Actualidad

Carta de Esculapio III

Cuántas veces, un día hermoso, soleado y perfumado, al salir de un banquete o de una pieza de Sófocles, te llamarán por un hombre que molestado por dolores de vientre, te presentará un bacín nauseabundo, diciéndote, satisfecho: gracias a que he tenido la precaución de no tirarlo. Recuerda, entonces, que habrá de parecerte interesante aquella deyección.

Hasta la belleza misma de las mujeres, consuelo del hombre, se desvanecerá para ti. Las verás por la mañana desgreñadas, desencajadas, desprovistas de bellos colores, y olvidando sobre los muebles parte de sus atractivos.

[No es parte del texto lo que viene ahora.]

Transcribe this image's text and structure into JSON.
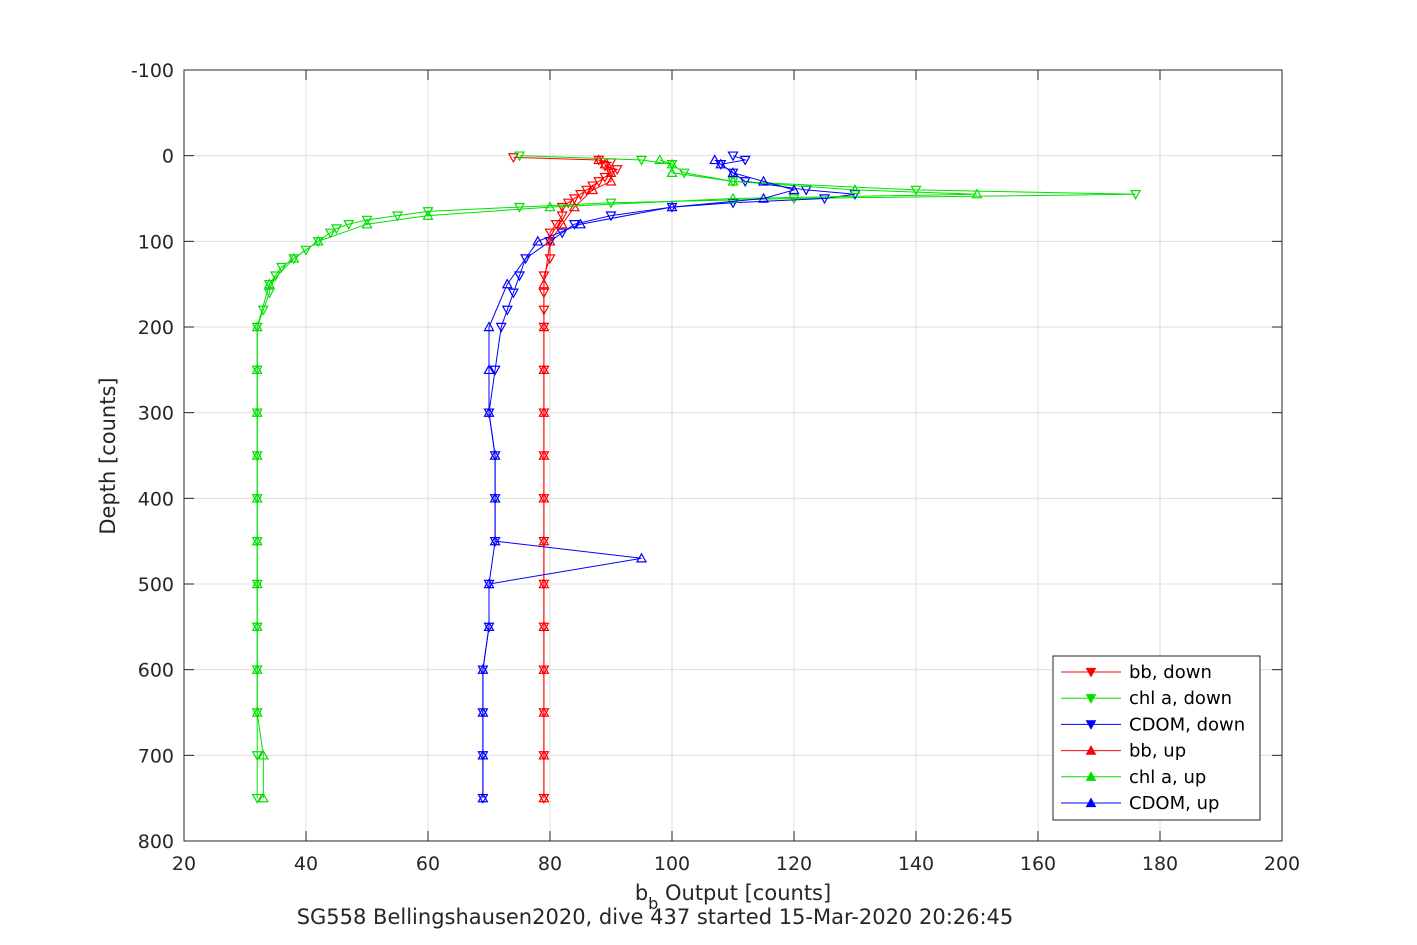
{
  "chart_data": {
    "type": "scatter",
    "xlabel_main": "b",
    "xlabel_sub": "b",
    "xlabel_rest": " Output [counts]",
    "ylabel": "Depth [counts]",
    "footer": "SG558 Bellingshausen2020, dive 437 started 15-Mar-2020 20:26:45",
    "xlim": [
      20,
      200
    ],
    "ylim": [
      -100,
      800
    ],
    "y_reversed": true,
    "grid": true,
    "legend_position": "bottom-right",
    "xticks": [
      "20",
      "40",
      "60",
      "80",
      "100",
      "120",
      "140",
      "160",
      "180",
      "200"
    ],
    "yticks": [
      "-100",
      "0",
      "100",
      "200",
      "300",
      "400",
      "500",
      "600",
      "700",
      "800"
    ],
    "series": [
      {
        "name": "bb, down",
        "color": "#ff0000",
        "marker": "triangle-down",
        "depth": [
          2,
          5,
          8,
          12,
          16,
          20,
          25,
          30,
          35,
          40,
          45,
          50,
          55,
          60,
          70,
          80,
          90,
          100,
          120,
          140,
          160,
          180,
          200,
          250,
          300,
          350,
          400,
          450,
          500,
          550,
          600,
          650,
          700,
          750
        ],
        "x": [
          74,
          88,
          90,
          89,
          91,
          90,
          89,
          88,
          87,
          86,
          85,
          84,
          83,
          82,
          82,
          81,
          80,
          80,
          80,
          79,
          79,
          79,
          79,
          79,
          79,
          79,
          79,
          79,
          79,
          79,
          79,
          79,
          79,
          79
        ]
      },
      {
        "name": "chl a, down",
        "color": "#00e000",
        "marker": "triangle-down",
        "depth": [
          0,
          5,
          10,
          20,
          30,
          40,
          45,
          50,
          55,
          60,
          65,
          70,
          75,
          80,
          85,
          90,
          100,
          110,
          120,
          130,
          140,
          150,
          160,
          180,
          200,
          250,
          300,
          350,
          400,
          450,
          500,
          550,
          600,
          650,
          700,
          750
        ],
        "x": [
          75,
          95,
          100,
          102,
          110,
          140,
          176,
          120,
          90,
          75,
          60,
          55,
          50,
          47,
          45,
          44,
          42,
          40,
          38,
          36,
          35,
          34,
          34,
          33,
          32,
          32,
          32,
          32,
          32,
          32,
          32,
          32,
          32,
          32,
          32,
          32
        ]
      },
      {
        "name": "CDOM, down",
        "color": "#0000ff",
        "marker": "triangle-down",
        "depth": [
          0,
          5,
          10,
          20,
          30,
          40,
          45,
          50,
          55,
          60,
          70,
          80,
          90,
          100,
          120,
          140,
          160,
          180,
          200,
          250,
          300,
          350,
          400,
          450,
          500,
          550,
          600,
          650,
          700,
          750
        ],
        "x": [
          110,
          112,
          108,
          110,
          112,
          122,
          130,
          125,
          110,
          100,
          90,
          84,
          82,
          80,
          76,
          75,
          74,
          73,
          72,
          71,
          70,
          71,
          71,
          71,
          70,
          70,
          69,
          69,
          69,
          69
        ]
      },
      {
        "name": "bb, up",
        "color": "#ff0000",
        "marker": "triangle-up",
        "depth": [
          750,
          700,
          650,
          600,
          550,
          500,
          450,
          400,
          350,
          300,
          250,
          200,
          150,
          100,
          80,
          60,
          40,
          30,
          20,
          10,
          5
        ],
        "x": [
          79,
          79,
          79,
          79,
          79,
          79,
          79,
          79,
          79,
          79,
          79,
          79,
          79,
          80,
          82,
          84,
          87,
          90,
          90,
          89,
          88
        ]
      },
      {
        "name": "chl a, up",
        "color": "#00e000",
        "marker": "triangle-up",
        "depth": [
          750,
          700,
          650,
          600,
          550,
          500,
          450,
          400,
          350,
          300,
          250,
          200,
          150,
          120,
          100,
          80,
          70,
          60,
          50,
          45,
          40,
          30,
          20,
          10,
          5
        ],
        "x": [
          33,
          33,
          32,
          32,
          32,
          32,
          32,
          32,
          32,
          32,
          32,
          32,
          34,
          38,
          42,
          50,
          60,
          80,
          110,
          150,
          130,
          110,
          100,
          100,
          98
        ]
      },
      {
        "name": "CDOM, up",
        "color": "#0000ff",
        "marker": "triangle-up",
        "depth": [
          750,
          700,
          650,
          600,
          550,
          500,
          470,
          450,
          400,
          350,
          300,
          250,
          200,
          150,
          100,
          80,
          60,
          50,
          40,
          30,
          20,
          10,
          5
        ],
        "x": [
          69,
          69,
          69,
          69,
          70,
          70,
          95,
          71,
          71,
          71,
          70,
          70,
          70,
          73,
          78,
          85,
          100,
          115,
          120,
          115,
          110,
          108,
          107
        ]
      }
    ]
  }
}
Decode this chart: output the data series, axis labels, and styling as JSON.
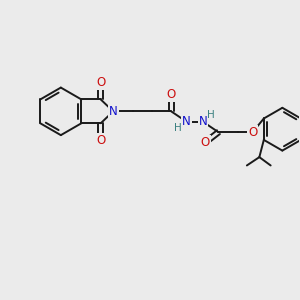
{
  "bg_color": "#ebebeb",
  "bond_color": "#1a1a1a",
  "bond_width": 1.4,
  "atom_colors": {
    "N": "#1010cc",
    "O": "#cc1010",
    "H": "#3a8080",
    "C": "#1a1a1a"
  },
  "font_size_atom": 8.5
}
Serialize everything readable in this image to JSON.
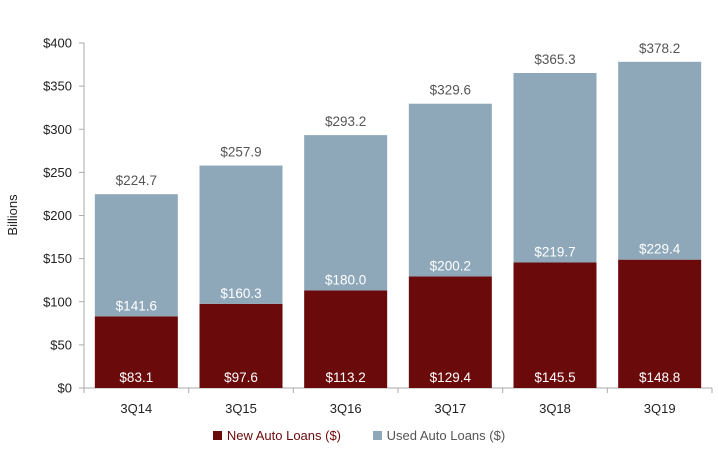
{
  "chart_data": {
    "type": "bar",
    "stacked": true,
    "categories": [
      "3Q14",
      "3Q15",
      "3Q16",
      "3Q17",
      "3Q18",
      "3Q19"
    ],
    "series": [
      {
        "name": "New Auto Loans ($)",
        "color": "#6b0a0b",
        "values": [
          83.1,
          97.6,
          113.2,
          129.4,
          145.5,
          148.8
        ],
        "labels": [
          "$83.1",
          "$97.6",
          "$113.2",
          "$129.4",
          "$145.5",
          "$148.8"
        ]
      },
      {
        "name": "Used Auto Loans ($)",
        "color": "#8ea8ba",
        "values": [
          141.6,
          160.3,
          180.0,
          200.2,
          219.7,
          229.4
        ],
        "labels": [
          "$141.6",
          "$160.3",
          "$180.0",
          "$200.2",
          "$219.7",
          "$229.4"
        ]
      }
    ],
    "totals": [
      224.7,
      257.9,
      293.2,
      329.6,
      365.3,
      378.2
    ],
    "total_labels": [
      "$224.7",
      "$257.9",
      "$293.2",
      "$329.6",
      "$365.3",
      "$378.2"
    ],
    "ylabel": "Billions",
    "xlabel": "",
    "ylim": [
      0,
      400
    ],
    "yticks": [
      0,
      50,
      100,
      150,
      200,
      250,
      300,
      350,
      400
    ],
    "ytick_labels": [
      "$0",
      "$50",
      "$100",
      "$150",
      "$200",
      "$250",
      "$300",
      "$350",
      "$400"
    ],
    "grid": false,
    "legend": "bottom"
  }
}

Cesarán de ser diosas para convertirse en pobres seres afligidos por la miseria, sin gracia. Sentirás por ellas menos deseos que compasión.

¡Cuántas veces te asustarás al ver a un cocodrilo adormecido en el fondo de la fuente de los placeres!

Tu oficio será para ti una túnica de Neso. En la calle, en los banquetes, en el teatro, en tu casa misma, los desconocidos, tus amigos, tus allegados, te hablarán de sus males para pedirte un remedio. El mundo te parecerá un vasto hospital, una asamblea de individuos que se quejan. Tu vida transcurrirá en la zozobra de la muerte, entre el dolor de los cuerpos y de las almas, de los duelos y de la hipocresía que calcula a la cabecera de los agonizantes.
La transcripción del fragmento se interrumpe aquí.